Aha, I realized! Demerol is the answer to climate change! If we all take it, there won't be a climate change problem anymore! Indeed, all of our problems will be over.* [Satire alert.]

It was an interesting thought for a moment or two*, until I had to kiss that brand of problem solving goodbye. But it made me realize several things. 

  1. The psychic pain of knowing what we're doing to the Earth, to the future, to Life, can cut very deep at times – and there is nothing wrong with taking a painkiller from time to time. 
  2. Every activist who hasn't burned out has found their own painkiller. "Demerol for All" isn't the answer, but we ought to be compassionate with ourselves.
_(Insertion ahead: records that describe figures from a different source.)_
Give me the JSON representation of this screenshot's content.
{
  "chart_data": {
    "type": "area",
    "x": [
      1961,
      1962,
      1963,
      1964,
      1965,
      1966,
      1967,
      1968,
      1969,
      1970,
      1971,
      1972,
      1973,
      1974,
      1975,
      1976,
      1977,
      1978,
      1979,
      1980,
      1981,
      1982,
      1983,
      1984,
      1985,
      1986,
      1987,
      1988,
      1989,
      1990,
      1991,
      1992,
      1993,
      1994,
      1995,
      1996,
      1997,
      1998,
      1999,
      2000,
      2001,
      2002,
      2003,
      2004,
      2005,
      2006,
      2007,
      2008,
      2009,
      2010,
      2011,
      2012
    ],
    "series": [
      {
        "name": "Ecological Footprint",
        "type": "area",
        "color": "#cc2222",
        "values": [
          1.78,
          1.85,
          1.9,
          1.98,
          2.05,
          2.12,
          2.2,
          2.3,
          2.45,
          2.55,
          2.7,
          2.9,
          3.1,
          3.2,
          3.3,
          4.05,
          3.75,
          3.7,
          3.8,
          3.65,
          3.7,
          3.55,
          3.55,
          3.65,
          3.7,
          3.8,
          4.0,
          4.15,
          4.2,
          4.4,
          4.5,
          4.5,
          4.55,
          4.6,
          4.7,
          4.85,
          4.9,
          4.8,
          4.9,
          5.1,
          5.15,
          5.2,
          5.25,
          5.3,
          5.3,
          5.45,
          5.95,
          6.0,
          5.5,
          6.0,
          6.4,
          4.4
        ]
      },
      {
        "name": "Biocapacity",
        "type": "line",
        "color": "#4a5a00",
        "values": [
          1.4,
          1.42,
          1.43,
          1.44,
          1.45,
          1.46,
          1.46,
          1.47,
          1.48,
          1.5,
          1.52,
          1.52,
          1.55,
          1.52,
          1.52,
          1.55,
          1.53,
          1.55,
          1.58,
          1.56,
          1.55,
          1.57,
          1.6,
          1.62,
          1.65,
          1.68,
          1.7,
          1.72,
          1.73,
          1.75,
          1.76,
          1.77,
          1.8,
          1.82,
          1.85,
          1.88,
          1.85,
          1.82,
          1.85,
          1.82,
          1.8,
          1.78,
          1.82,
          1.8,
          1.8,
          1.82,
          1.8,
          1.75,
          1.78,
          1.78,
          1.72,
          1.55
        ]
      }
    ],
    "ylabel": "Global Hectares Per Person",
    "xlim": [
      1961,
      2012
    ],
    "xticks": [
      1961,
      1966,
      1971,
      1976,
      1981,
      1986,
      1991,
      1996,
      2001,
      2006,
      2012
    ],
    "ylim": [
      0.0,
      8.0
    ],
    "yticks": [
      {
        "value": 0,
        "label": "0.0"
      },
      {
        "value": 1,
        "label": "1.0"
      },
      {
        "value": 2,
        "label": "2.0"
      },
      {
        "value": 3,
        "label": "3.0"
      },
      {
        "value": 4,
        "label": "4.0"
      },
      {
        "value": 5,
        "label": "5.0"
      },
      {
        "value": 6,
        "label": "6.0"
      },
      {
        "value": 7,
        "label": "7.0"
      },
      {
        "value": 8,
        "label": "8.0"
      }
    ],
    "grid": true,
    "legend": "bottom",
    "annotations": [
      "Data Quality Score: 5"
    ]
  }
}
Constant pain is not in the recipe for healing or health. For example, my friend Sandy Hinden (see his call for a Sacred Earth Economics Conference) uses his creative powers and energies to keep himself going in the face of "knowing." He recently said: "The powers of greed and corruption are amazing, so cunning, so smooth and deeply entrenched throughout governments, non-profits and business… yet we are approaching a biological meltdown. I think I am toughening up for something."
  3. And yet, our psychic pain of knowing is nothing compared with the pain already being felt and experienced by hundreds of thousands of the world's most climate change vulnerable. And they don't have the option of tuning out or turning away or taking a painkiller. They must stay totally focused on survival. 

So let's have a good cry or take our metaphorical or symbolic painkillers as and when we must in order to stay in the fight and the fray. As my husband just pointed out in his most recent Uprage post, "Believe me, we must save Africans to save ourselves. If we don't act on it now, by the time Africans are dying in their millions we will know we are watching our future."

* p.s. Demerol is a powerful painkiller, not to be used lightly and only with a prescription. Please note that not for one minute am I suggesting that we all take Demerol.